The inflation surge extends well beyond the gas station. BBC News reports that airline fares rose 26.7% annually, while food-at-home costs climbed 2.7% year-over-year, with tomato prices surging 32%, lettuce jumping nearly 25%, and coffee prices rising 17.5%.

Core CPI, which excludes volatile food and energy prices, rose 2.9% annually — up slightly from 2.8% in April but below economists’ expectations. Month-over-month core CPI rose just 0.2%, a softer reading that Business Insider notes offers “some reassurance that inflation expectations have not yet become unanchored,” according to Arielle Ingrassia, associate director at Evelyn Partners.

Wage Growth Falls Behind

Average hourly earnings increased 3.4% year-over-year, meaning inflation outpaced wage growth for the second consecutive month. Real earnings fell 0.7% over the year, according to Business Insider. Mark Hamrick, senior economic analyst at Bankrate, told the outlet that “the dividing line between the haves and the have nots is dictating whether consumers are able to keep with rising price levels.”

CBS News reports that three-quarters of Americans say their incomes are not keeping up with inflation, according to a recent CBS News poll. Consumer sentiment has plummeted to historic lows, falling for three consecutive months, according to University of Michigan data.

White House Response

The White House attributed the price increases to “temporary disruptions” from the conflict. “Despite temporary disruptions as a result of Iran’s efforts to subvert the free flow of energy, President Trump’s broader economic agenda continues to deliver meaningful results for the American people,” spokesperson Kush Desai said in a statement, pointing to declining prices in prescription drugs, dairy, cars, and insurance.

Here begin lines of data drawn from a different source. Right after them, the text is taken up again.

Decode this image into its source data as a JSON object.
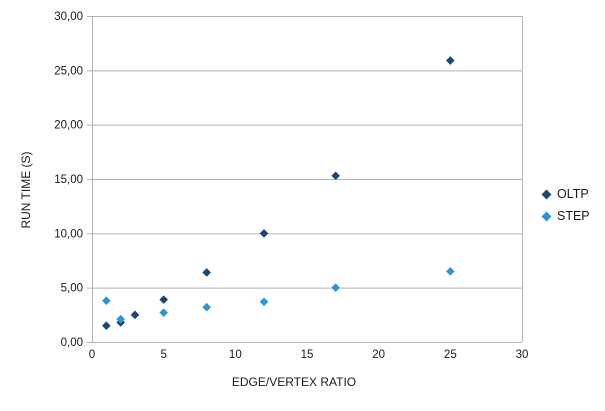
{
  "chart_data": {
    "type": "scatter",
    "title": "",
    "xlabel": "EDGE/VERTEX RATIO",
    "ylabel": "RUN TIME (S)",
    "xlim": [
      0,
      30
    ],
    "ylim": [
      0,
      30
    ],
    "x_ticks": [
      0,
      5,
      10,
      15,
      20,
      25,
      30
    ],
    "x_tick_labels": [
      "0",
      "5",
      "10",
      "15",
      "20",
      "25",
      "30"
    ],
    "y_ticks": [
      0,
      5,
      10,
      15,
      20,
      25,
      30
    ],
    "y_tick_labels": [
      "0,00",
      "5,00",
      "10,00",
      "15,00",
      "20,00",
      "25,00",
      "30,00"
    ],
    "grid": "horizontal-only",
    "grid_color": "#b3b3b3",
    "axis_color": "#b3b3b3",
    "text_color": "#1a1a1a",
    "legend_position": "right-middle",
    "marker": "diamond",
    "series": [
      {
        "name": "OLTP",
        "color": "#1B4772",
        "points": [
          [
            1,
            1.5
          ],
          [
            2,
            1.8
          ],
          [
            3,
            2.5
          ],
          [
            5,
            3.9
          ],
          [
            8,
            6.4
          ],
          [
            12,
            10.0
          ],
          [
            17,
            15.3
          ],
          [
            25,
            25.9
          ]
        ]
      },
      {
        "name": "STEP",
        "color": "#2B96D5",
        "points": [
          [
            1,
            3.8
          ],
          [
            2,
            2.1
          ],
          [
            5,
            2.7
          ],
          [
            8,
            3.2
          ],
          [
            12,
            3.7
          ],
          [
            17,
            5.0
          ],
          [
            25,
            6.5
          ]
        ]
      }
    ]
  }
}
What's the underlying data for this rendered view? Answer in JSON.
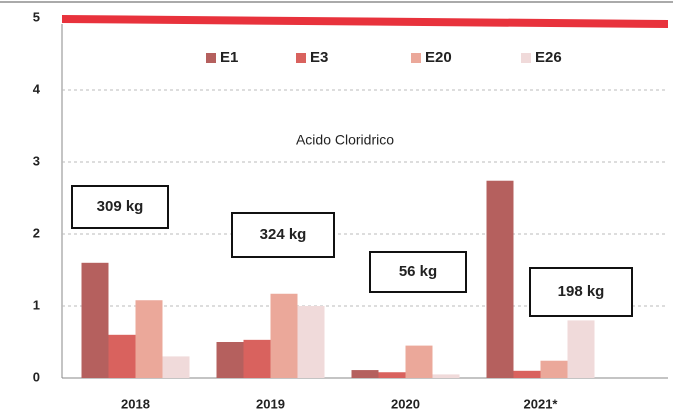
{
  "chart_data": {
    "type": "bar",
    "title": "Acido Cloridrico",
    "categories": [
      "2018",
      "2019",
      "2020",
      "2021*"
    ],
    "series": [
      {
        "name": "E1",
        "color": "#b5605e",
        "values": [
          1.6,
          0.5,
          0.11,
          2.74
        ]
      },
      {
        "name": "E3",
        "color": "#d9625e",
        "values": [
          0.6,
          0.53,
          0.08,
          0.1
        ]
      },
      {
        "name": "E20",
        "color": "#eba89a",
        "values": [
          1.08,
          1.17,
          0.45,
          0.24
        ]
      },
      {
        "name": "E26",
        "color": "#f0dada",
        "values": [
          0.3,
          1.0,
          0.05,
          0.8
        ]
      }
    ],
    "annotations": [
      "309 kg",
      "324 kg",
      "56 kg",
      "198 kg"
    ],
    "ylim": [
      0,
      5
    ],
    "yticks": [
      0,
      1,
      2,
      3,
      4,
      5
    ],
    "grid": true,
    "legend": "top"
  }
}
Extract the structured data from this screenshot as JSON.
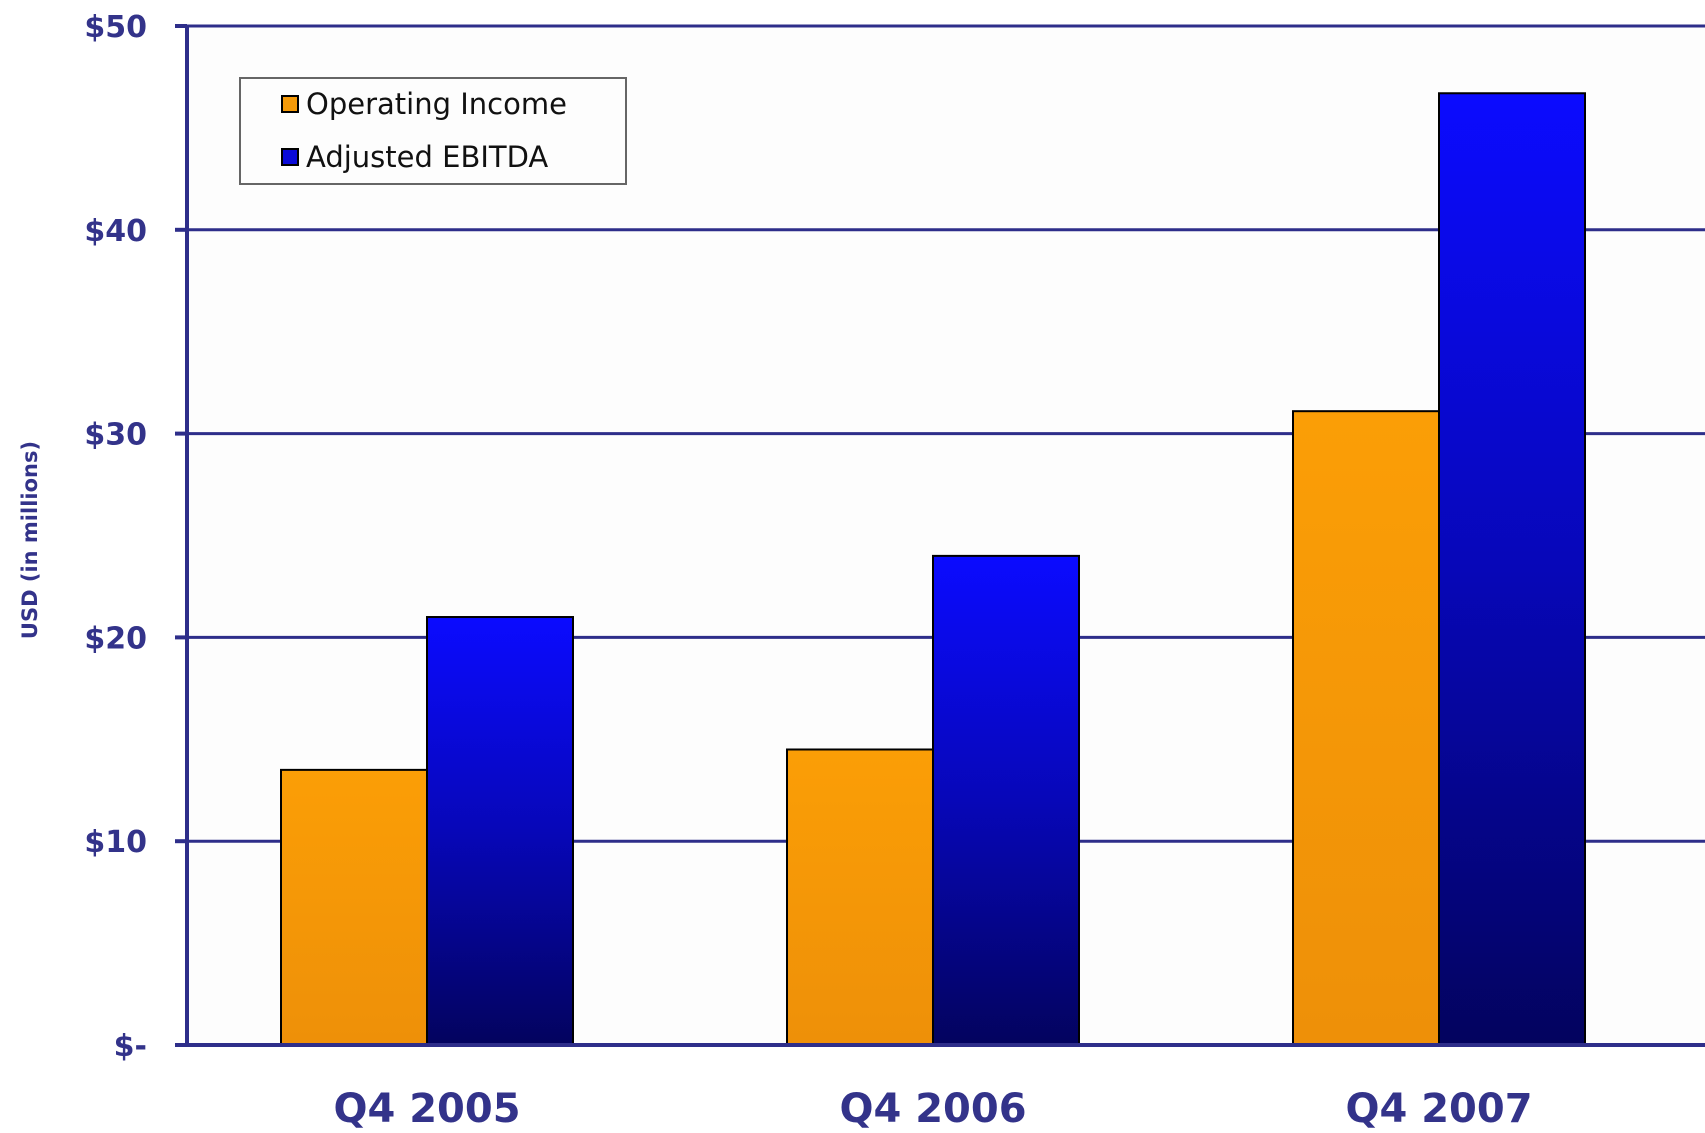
{
  "chart_data": {
    "type": "bar",
    "title": "",
    "ylabel": "USD (in millions)",
    "xlabel": "",
    "categories": [
      "Q4 2005",
      "Q4 2006",
      "Q4 2007"
    ],
    "series": [
      {
        "name": "Operating Income",
        "values": [
          13.5,
          14.5,
          31.1
        ]
      },
      {
        "name": "Adjusted EBITDA",
        "values": [
          21.0,
          24.0,
          46.7
        ]
      }
    ],
    "ylim": [
      0,
      50
    ],
    "yticks": [
      0,
      10,
      20,
      30,
      40,
      50
    ],
    "ytick_labels": [
      "$-",
      "$10",
      "$20",
      "$30",
      "$40",
      "$50"
    ],
    "grid": true,
    "legend_position": "top-left",
    "colors": {
      "Operating Income": "#f59a08",
      "Adjusted EBITDA": "#0a0aff",
      "axis": "#2e2e8a",
      "label": "#33338a",
      "plot_background": "#fdfdfd"
    }
  }
}
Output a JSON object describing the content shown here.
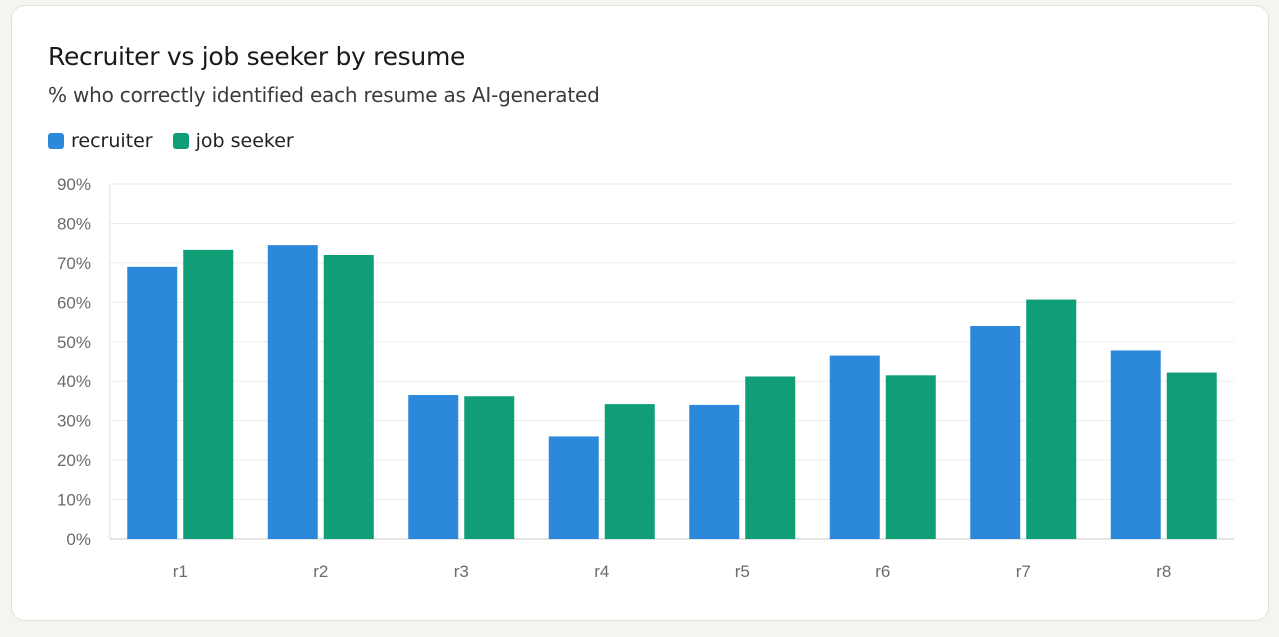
{
  "chart_data": {
    "type": "bar",
    "title": "Recruiter vs job seeker by resume",
    "subtitle": "% who correctly identified each resume as AI-generated",
    "categories": [
      "r1",
      "r2",
      "r3",
      "r4",
      "r5",
      "r6",
      "r7",
      "r8"
    ],
    "series": [
      {
        "name": "recruiter",
        "color": "#2b88db",
        "values": [
          69,
          74.5,
          36.5,
          26,
          34,
          46.5,
          54,
          47.8
        ]
      },
      {
        "name": "job seeker",
        "color": "#0f9e76",
        "values": [
          73.3,
          72,
          36.2,
          34.2,
          41.2,
          41.5,
          60.7,
          42.2
        ]
      }
    ],
    "ylim": [
      0,
      90
    ],
    "yticks": [
      "0%",
      "10%",
      "20%",
      "30%",
      "40%",
      "50%",
      "60%",
      "70%",
      "80%",
      "90%"
    ],
    "grid": true,
    "legend_position": "top-left"
  }
}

President Trump himself told reporters on Tuesday that he did not believe U.S. fuel prices were “very high, relatively speaking,” and has previously said he does not think about the cost of living “even a little bit” in the context of the war, stressing that Iran cannot be allowed to obtain a nuclear weapon.

The Fed’s Dilemma

The inflation data lands just days before the Federal Reserve’s next policy meeting on June 17 — the first under new Chair Kevin Warsh, who has signaled support for lower rates. However, economists widely expect the Fed to hold rates steady at 3.5% to 3.75%.

Goldman Sachs has pushed its forecast for rate cuts to 2027, while JP Morgan Global Research has warned that the Fed may need to raise rates by 2027 if inflation persists. Chris Zaccarelli, chief investment officer at Northlight Asset Management, told CBS News: “The Fed will be in no position to cut rates if this continues. More importantly — the Fed’s next move may need to be a hike, and not a cut as many had expected.”

Still, Stephen Brown, chief North America economist at Capital Economics, told the BBC that May’s rise alone was “not large enough to prove any ammo” to those on the rate-setting committee who want to push rates up.

What to Watch

Some economists, including Nancy Vanden Houten of Oxford Economics, believe May could mark the peak for headline CPI, noting that gas prices have declined sharply so far in June. However, others warn that as long as the Strait of Hormuz remains closed, supply chain disruptions will continue to fuel inflation. Economists caution that even with a swift resolution to the conflict, restoring normal shipping through the waterway could take until 2027.

With the November 2026 midterm elections approaching, sustained inflation poses a significant political challenge for President Trump and Republicans, who campaigned in 2024 on promises to cut prices. The combination of rising inflation and a still-strong job market — the U.S. added 172,000 jobs in May — has raised the specter of stagflation, a scenario that central banks and policymakers have spent decades trying to avoid.